Concrete Construction Safety
Concrete is a versatile and strong material for construction. Concrete workers are just as versatile when performing excavations, carpentry, metalworking, pouring, and smoothing to create concrete structures. Pay attention to the variety of hazards while you work with concrete.
Personal protection equipment (PPE) keeps you safe on the job. For digging, forming, and exposure to concrete, wear sturdy gloves and safety boots to protect your hands and feet. A hard hat protects your head from falling objects and bumps. Consider ear plugs depending on the noise level of your equipment and job site. Safety glasses and face shields protect your eyes from flying dust, wood chips, and concrete. A respirator protects your lungs from concrete dust and dirt.
You may dig and remove vegetation before you lay forms for concrete. Check the work area for underground utilities and services first. Use of sharpened tools makes digging footings and cutting back obstacles (such as roots and branches) easier. When possible, use powered equipment for digging and moving most of the dirt and gravel. Finish the final digging using hand tools.

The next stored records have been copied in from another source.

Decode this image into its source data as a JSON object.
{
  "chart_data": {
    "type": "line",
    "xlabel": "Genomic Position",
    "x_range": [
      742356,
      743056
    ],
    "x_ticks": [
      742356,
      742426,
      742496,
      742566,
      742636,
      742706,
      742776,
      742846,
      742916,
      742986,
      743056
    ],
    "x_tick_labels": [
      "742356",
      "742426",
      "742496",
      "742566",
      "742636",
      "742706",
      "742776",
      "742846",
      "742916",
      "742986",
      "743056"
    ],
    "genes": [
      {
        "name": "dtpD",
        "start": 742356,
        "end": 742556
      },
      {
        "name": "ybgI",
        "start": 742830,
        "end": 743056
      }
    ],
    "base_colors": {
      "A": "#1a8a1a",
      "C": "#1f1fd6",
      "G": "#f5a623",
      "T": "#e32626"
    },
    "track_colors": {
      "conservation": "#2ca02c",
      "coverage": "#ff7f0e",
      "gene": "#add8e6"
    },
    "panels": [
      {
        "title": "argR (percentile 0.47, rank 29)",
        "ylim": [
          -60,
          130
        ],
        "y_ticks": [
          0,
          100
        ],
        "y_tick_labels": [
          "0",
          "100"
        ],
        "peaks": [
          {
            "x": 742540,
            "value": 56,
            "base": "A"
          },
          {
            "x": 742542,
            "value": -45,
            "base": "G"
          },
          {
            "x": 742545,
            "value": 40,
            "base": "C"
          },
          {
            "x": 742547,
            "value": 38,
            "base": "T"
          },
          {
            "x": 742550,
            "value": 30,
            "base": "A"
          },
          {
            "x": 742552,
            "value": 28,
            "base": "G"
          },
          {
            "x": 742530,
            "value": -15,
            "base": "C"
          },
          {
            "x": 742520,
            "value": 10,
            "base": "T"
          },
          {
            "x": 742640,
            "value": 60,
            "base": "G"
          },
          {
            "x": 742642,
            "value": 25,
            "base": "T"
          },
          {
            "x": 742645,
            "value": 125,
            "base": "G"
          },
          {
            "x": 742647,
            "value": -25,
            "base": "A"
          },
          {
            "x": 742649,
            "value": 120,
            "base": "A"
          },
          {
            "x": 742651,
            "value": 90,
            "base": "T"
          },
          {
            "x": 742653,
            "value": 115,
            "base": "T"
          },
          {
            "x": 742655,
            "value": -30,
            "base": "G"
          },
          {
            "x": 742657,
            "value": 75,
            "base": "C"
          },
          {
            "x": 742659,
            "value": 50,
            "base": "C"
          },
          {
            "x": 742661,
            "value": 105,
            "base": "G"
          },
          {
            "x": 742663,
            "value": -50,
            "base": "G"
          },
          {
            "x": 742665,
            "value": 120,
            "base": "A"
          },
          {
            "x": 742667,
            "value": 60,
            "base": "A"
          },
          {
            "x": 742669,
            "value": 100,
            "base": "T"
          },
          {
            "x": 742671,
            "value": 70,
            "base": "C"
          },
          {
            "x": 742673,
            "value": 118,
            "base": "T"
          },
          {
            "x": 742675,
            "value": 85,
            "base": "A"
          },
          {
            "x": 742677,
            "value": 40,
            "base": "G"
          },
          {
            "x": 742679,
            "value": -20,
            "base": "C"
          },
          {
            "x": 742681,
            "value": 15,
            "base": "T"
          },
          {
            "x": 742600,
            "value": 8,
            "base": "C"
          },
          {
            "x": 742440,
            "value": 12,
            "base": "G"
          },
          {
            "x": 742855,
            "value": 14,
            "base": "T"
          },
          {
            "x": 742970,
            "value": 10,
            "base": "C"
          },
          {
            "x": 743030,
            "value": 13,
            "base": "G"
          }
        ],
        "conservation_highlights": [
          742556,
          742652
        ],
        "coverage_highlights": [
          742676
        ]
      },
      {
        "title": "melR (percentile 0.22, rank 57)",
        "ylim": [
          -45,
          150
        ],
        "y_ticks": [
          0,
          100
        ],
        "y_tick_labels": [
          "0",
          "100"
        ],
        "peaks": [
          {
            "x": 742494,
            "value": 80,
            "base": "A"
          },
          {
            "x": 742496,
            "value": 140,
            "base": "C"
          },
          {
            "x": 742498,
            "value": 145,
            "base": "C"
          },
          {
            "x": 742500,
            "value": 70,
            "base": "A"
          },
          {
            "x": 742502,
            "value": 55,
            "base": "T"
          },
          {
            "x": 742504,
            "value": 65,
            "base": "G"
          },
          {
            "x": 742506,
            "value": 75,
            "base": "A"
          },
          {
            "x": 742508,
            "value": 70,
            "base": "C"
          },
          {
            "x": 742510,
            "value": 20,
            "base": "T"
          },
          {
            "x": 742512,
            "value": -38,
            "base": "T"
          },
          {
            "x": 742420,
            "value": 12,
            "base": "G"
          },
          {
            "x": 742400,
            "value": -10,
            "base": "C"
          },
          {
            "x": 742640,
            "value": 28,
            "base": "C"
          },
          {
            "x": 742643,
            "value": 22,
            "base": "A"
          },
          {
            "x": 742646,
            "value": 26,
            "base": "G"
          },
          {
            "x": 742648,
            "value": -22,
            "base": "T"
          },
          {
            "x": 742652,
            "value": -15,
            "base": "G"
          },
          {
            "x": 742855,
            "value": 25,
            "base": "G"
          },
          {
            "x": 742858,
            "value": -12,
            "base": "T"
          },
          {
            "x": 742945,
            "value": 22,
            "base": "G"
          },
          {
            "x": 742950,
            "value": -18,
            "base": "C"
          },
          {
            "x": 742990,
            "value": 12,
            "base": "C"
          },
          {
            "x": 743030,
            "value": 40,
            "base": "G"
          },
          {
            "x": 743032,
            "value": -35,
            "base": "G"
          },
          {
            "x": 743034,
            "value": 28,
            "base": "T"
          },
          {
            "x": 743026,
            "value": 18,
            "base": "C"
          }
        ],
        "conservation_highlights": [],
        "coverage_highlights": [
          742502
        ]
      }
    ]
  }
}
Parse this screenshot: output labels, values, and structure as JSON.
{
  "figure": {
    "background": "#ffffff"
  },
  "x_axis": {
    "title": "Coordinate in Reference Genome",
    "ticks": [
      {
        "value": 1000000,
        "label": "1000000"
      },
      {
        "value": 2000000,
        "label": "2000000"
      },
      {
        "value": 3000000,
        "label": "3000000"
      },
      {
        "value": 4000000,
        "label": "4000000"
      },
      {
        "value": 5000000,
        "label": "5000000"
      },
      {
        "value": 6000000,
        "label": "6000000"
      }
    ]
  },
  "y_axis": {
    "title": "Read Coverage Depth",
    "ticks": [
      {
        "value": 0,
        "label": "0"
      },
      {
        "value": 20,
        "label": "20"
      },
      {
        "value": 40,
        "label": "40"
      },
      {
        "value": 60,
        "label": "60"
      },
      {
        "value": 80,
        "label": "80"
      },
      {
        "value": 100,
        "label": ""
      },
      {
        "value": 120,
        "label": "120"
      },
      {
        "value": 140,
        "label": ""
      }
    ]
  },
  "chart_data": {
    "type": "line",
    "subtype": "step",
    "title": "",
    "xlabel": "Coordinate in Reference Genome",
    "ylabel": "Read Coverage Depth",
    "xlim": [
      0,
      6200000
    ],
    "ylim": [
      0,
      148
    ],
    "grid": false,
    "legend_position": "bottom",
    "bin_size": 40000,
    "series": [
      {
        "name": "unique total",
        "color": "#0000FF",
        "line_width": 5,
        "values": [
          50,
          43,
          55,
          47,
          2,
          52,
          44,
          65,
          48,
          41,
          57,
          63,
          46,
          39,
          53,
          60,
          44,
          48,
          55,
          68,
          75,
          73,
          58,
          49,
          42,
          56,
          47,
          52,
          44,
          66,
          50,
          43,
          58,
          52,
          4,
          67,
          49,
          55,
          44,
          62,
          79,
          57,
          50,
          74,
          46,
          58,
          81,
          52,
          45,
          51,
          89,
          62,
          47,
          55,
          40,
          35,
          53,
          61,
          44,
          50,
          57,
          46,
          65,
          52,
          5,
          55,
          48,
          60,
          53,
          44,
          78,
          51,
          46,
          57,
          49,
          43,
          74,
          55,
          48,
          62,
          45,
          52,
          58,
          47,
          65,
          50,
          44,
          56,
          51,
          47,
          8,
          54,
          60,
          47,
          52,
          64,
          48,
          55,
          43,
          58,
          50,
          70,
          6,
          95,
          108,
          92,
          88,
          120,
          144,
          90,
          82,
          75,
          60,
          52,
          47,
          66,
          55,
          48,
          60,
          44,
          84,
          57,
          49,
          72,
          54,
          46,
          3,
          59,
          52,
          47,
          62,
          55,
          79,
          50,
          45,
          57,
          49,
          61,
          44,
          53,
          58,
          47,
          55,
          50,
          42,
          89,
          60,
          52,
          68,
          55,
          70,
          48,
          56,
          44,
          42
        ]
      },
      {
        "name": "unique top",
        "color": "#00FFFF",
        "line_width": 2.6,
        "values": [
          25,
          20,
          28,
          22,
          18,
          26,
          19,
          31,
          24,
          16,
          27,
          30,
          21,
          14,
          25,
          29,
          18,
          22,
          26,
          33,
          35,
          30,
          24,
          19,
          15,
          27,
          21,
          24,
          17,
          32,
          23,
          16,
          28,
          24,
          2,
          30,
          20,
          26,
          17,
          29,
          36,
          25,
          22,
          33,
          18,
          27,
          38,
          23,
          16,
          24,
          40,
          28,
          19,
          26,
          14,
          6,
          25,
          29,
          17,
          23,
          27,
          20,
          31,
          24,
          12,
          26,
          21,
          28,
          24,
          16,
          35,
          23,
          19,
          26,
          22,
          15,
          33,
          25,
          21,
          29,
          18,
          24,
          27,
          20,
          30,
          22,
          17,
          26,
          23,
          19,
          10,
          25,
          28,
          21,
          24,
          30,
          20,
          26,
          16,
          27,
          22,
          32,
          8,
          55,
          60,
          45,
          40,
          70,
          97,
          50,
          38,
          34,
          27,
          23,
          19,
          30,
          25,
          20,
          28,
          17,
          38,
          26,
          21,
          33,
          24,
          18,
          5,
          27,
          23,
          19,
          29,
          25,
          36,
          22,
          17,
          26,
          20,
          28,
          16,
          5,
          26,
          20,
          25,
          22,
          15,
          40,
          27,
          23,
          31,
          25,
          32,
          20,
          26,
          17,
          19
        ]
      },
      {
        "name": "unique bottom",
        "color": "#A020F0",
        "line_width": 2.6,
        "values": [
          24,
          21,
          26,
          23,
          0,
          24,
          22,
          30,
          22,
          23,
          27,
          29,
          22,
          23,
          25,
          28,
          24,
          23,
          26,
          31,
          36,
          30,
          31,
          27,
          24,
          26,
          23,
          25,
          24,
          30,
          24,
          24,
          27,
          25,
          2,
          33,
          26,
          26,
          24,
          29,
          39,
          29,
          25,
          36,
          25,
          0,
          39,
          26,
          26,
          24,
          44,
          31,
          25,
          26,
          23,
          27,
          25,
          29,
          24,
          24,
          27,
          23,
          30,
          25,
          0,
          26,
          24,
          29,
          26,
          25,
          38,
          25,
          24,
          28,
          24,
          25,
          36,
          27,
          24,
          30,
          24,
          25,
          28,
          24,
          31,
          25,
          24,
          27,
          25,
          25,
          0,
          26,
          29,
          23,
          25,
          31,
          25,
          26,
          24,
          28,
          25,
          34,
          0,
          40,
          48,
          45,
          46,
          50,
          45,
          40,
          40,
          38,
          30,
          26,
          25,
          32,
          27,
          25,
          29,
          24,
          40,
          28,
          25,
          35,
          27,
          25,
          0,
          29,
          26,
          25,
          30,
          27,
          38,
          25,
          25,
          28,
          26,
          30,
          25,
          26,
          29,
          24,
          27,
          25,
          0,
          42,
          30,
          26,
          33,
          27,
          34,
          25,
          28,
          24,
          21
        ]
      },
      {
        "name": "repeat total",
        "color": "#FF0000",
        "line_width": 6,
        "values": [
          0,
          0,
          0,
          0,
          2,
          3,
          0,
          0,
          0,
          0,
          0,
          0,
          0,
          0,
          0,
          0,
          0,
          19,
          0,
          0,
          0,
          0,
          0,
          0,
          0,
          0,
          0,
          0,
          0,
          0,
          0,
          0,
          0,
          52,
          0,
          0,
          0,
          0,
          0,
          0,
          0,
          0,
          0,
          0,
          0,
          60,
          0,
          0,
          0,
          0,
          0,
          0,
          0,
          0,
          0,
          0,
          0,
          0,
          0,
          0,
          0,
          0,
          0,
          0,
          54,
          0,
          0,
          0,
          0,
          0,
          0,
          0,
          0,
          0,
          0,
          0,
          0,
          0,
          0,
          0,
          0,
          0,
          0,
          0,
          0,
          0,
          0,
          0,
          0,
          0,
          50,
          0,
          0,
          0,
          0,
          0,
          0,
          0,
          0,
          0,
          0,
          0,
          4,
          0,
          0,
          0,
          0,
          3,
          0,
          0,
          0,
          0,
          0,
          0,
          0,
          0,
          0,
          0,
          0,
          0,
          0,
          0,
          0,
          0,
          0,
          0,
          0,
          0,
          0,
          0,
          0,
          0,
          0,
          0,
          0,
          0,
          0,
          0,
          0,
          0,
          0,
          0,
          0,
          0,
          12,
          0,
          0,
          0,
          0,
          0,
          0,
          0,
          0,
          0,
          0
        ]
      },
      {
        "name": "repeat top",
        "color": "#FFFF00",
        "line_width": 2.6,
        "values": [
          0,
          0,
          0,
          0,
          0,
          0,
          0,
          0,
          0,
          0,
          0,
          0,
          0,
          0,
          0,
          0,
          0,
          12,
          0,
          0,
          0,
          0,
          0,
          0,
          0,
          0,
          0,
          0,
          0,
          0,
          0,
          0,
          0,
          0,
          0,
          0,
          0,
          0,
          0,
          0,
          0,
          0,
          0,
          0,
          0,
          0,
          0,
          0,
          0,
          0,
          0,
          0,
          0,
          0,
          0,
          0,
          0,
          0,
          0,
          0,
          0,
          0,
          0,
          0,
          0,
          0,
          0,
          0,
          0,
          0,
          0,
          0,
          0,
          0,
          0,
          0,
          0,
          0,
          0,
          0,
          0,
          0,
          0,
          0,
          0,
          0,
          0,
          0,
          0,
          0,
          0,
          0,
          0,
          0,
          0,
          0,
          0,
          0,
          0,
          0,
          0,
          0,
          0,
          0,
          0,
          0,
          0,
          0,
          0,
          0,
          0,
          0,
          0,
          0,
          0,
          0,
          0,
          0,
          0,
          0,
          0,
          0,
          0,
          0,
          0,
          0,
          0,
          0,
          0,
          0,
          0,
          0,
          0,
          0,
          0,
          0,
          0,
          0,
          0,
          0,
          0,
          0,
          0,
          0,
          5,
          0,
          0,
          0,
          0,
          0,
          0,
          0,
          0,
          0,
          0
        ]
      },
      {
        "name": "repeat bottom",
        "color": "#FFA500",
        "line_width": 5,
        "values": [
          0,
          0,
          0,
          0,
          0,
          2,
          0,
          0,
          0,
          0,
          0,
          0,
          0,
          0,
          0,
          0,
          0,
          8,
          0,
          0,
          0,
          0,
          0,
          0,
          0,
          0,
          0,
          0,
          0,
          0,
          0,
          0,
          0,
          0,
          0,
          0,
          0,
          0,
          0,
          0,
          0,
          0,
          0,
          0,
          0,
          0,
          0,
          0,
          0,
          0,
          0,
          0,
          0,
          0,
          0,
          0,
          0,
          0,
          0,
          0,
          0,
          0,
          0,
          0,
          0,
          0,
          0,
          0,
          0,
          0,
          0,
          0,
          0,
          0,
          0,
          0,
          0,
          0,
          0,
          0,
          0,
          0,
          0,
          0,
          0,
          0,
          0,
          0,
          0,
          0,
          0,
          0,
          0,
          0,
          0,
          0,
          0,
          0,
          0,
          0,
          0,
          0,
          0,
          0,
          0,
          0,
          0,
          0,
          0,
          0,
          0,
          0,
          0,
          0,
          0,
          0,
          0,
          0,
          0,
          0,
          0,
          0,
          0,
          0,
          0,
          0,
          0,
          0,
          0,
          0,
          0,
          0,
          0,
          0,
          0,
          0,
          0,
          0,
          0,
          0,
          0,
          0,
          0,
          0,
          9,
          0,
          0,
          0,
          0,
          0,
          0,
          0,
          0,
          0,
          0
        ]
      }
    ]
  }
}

Preparing concrete forms requires carpentry skills, and hand and power tools. Inspect your tools to ensure they are in good working order. Saws should be properly guarded to protect your hands and fingers. Use power tools that are double insulated or grounded with a three-prong plug and connected to ground fault circuit interrupters (GFCI) to prevent electric shock in case the tool comes into contact with moisture.
Design and build forms to adequately and safely hold the proper amount of concrete. Keep plans of the forms and finished product on the worksite. If the forms need shoring, use sills that are rated for the load and in good condition. Inspect shoring equipment before, during, and after you add concrete.
Take care when cutting and shaping reinforcing materials. Use a proper blade and cutting tool for the material you use. Do not allow sparks to land on flammable materials while you cut. Support metal formations so they do not collapse. Cover sharp rebar ends to prevent impalement injuries. Prevent wire mesh recoil by securing the ends or turning the roll over.
Concrete can be applied to an area by hand, chute, pneumatic hoses, or buckets. For pneumatics, check the hoses and couplings to prevent a breach. Anchor the hose in place to prevent excess movement. Do not ride concrete buckets or hoist/swing the buckets over workers.
Once the forms are built and the concrete pumped, use tools with handles to smooth the surfaces. Use the larger muscles of your shoulders to move the trowel and avoid twisting your back. If you are smoothing a walking surface, bend your legs, not your back, and apply the trowel. Consider wide mats and knee pads to help you access areas that need smoothing.
Do not remove forms and shores until the concrete has cured and gained strength. Form removal (except at grade) should be done according to the specifications for the concrete cure time or if the concrete has been strength tested.